Liebe Gläubige!
Schon die Menschen zu Zeit Jesu hatten mit diesem Evangelium ihre Probleme! Da vergleicht Jesus Gott mit einem offensichtlich ungerechten Gutsbesitzer. Er zahlt ja den Arbeitern, die den ganzen Tag gearbeitet haben, genau so viel, wie denen die nur eine Stunde am Weinberg gewesen sind. Wie ist das zu erklären? Damals wie heute scheint Jesus mit unorthodoxen Vergleichen provozieren zu wollen: Gott ist sicher nicht ungerecht!
Es gibt verschiedene Erklärungsversuche für diese Bibelstelle. Aber zuerst einmal wollen wir die damaligen Verhältnisse betrachten: Der Gutsherr hat mit den Arbeitern einen Denar als Lohn ausgemacht. Das ist der übliche Lohn für ungelernte Wanderarbeiter. Mit einem Denar konnte man eine Familie einen Tag gut ernähren. Ein Denar ist also das Lebensnotwendige, das jeder braucht. Das ganze Gleichnis spielt in der Szene der Wanderarbeiter. Sie kamen von den Dörfern in der Frühe in die Stadt, um am Marktplatz zu warten, bis sie jemand als Hilfsarbeiter anwirbt. Natürlich waren die jungen und kräftigen Arbeiter am begehrtesten. Die Alten, Schwachen oder Kranken blieben oft ohne Arbeit übrig und kamen nur, wenn wirklich Not am Mann war zum Zuge. Genau so hat es auch der Gutsbesitzer gemacht. Zuerst hat der junge und kräftige Männer angestellt, und als er mehr Personal brauchte, hat er weniger geeignete Arbeiter angeworben, die noch zu späterer Stunde übrig waren. Die letzten hat er wohl nur noch aus Mitleid für eine Stunde arbeiten lassen. Das scheinbar ungerechte war nun, dass er allen den gleichen Lohn bezahlt hat. Er hat allen den lebensnotwendigen Denar ausbezahlt, selbst dann als einige Arbeiter protestierten und im Nachhinein mehr wollten. Genau so wie dieser Gutsbesitzer handelt, so handelt auch Gott bei den Menschen, sagt Jesus abschließend.
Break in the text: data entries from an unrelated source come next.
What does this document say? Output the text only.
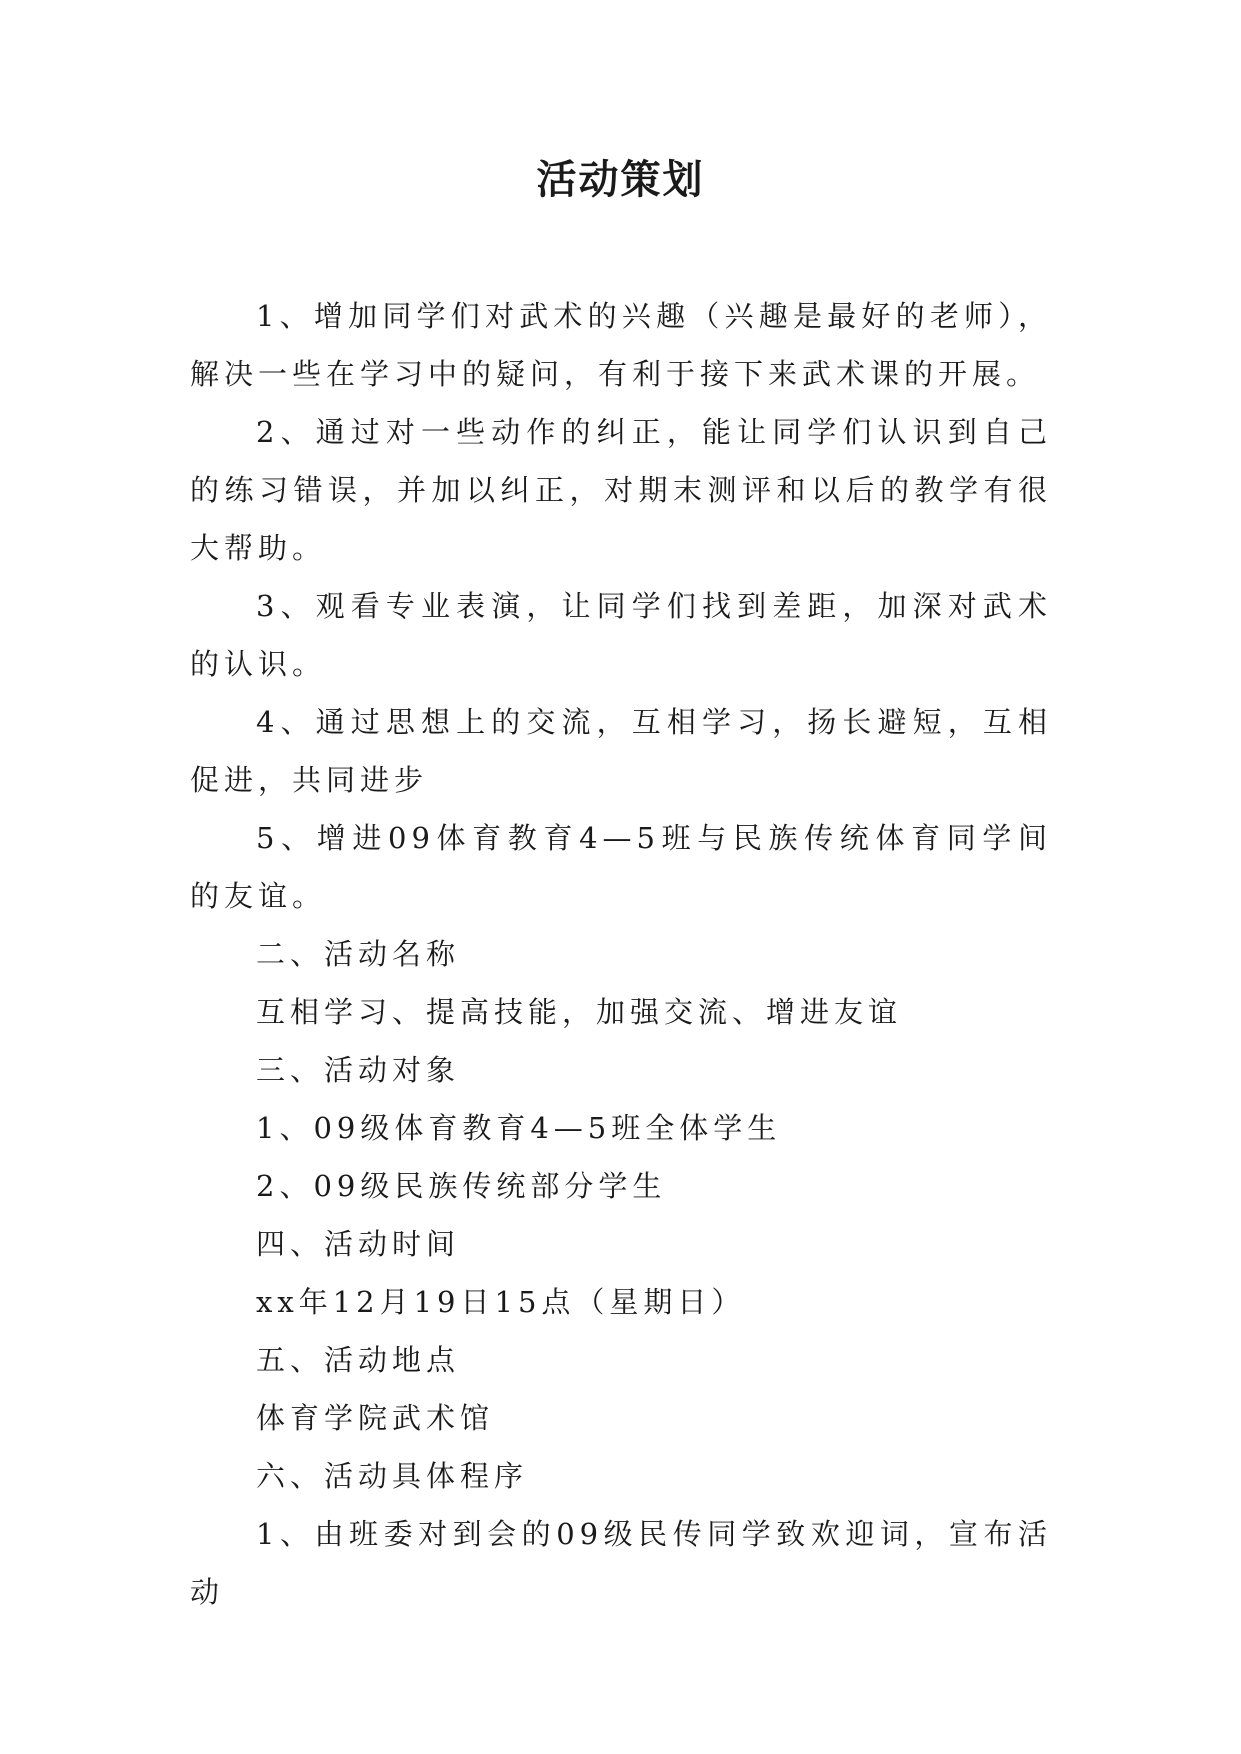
活动策划

1、增加同学们对武术的兴趣（兴趣是最好的老师），解决一些在学习中的疑问，有利于接下来武术课的开展。

2、通过对一些动作的纠正，能让同学们认识到自己的练习错误，并加以纠正，对期末测评和以后的教学有很大帮助。

3、观看专业表演，让同学们找到差距，加深对武术的认识。

4、通过思想上的交流，互相学习，扬长避短，互相促进，共同进步

5、增进09体育教育4—5班与民族传统体育同学间的友谊。

二、活动名称

互相学习、提高技能，加强交流、增进友谊

三、活动对象

1、09级体育教育4—5班全体学生

2、09级民族传统部分学生

四、活动时间

xx年12月19日15点（星期日）

五、活动地点

体育学院武术馆

六、活动具体程序

1、由班委对到会的09级民传同学致欢迎词，宣布活动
Was sagt uns das Gleichnis heute? Der Gutsbesitzer ist also Gott. Die Arbeiter im Weinberg das sind die Christen. Der Lohn ist gutes und erfülltes Leben. Der Weinberg ist die Kirche und die Gesellschaft von heute. Gott will, dass alle Menschen ein glückliches Leben haben. Ihm liegt jeder am Herzen, egal welche Voraussetzungen er mitbringt. Diese Voraussetzungen können nun körperliche, oder geistige Fähigkeiten, oder auch Handikaps sein. Jeder Mensch ist verschieden: der eine kann mehr leisten, der andere weniger. Was für Gott zählt ist die Bereitschaft in seinem Weinberg, in seiner Kirche und für eine christliche Gesellschaft mitzuarbeiten. Das gilt für jeden in der Weise, die ihm möglich ist. In diesem Sinne steht für Gott der Wille oft fürs Werk. Jedem, der auf seine Weise mitarbeitet am Reich Gottes, dem wird sein Lohn sicher sein; und Gott ist dabei nicht kleinlich. So zeigt das Gleichnis die überragende Güte Gottes, die eben nicht immer nach Leistung im Leben und im Glauben rechnet, sondern auch nach dem Bemühen. Bei Gott gibt es kein Leistungsdenken, sonst würden wir alle wohl mit sehr wenig Lohn in der Tasche nach Hause gehen. Spinnt man diesen Faden weiter, so muss bei manchem Gottesbild auch etwas korrigiert werden. Gott ist nämlich nicht der Aufpasser, der jede Sünde genau registriert und genau Buch führt. Er betrachtet unser Leben und Bemühen als Ganzes. Es kommt auf unsere wichtigen Grundentscheidungen, die den Glauben betreffen, im Leben an, und wie wir sie verwirklichen. Da kann es schon passieren, dass im Einzelfall manches schief geht. Aber das sind eben die Handikaps im Glaubensleben, die so mancher bewältigen muss. Aber wir können darauf vertrauen, dass Gott uns auch nicht anders behandelt, wie die Heiligen, wenn wir uns um eine liebende Beziehung zu Gott und den Mitmenschen bemühen. Gott schreibt keinen ab!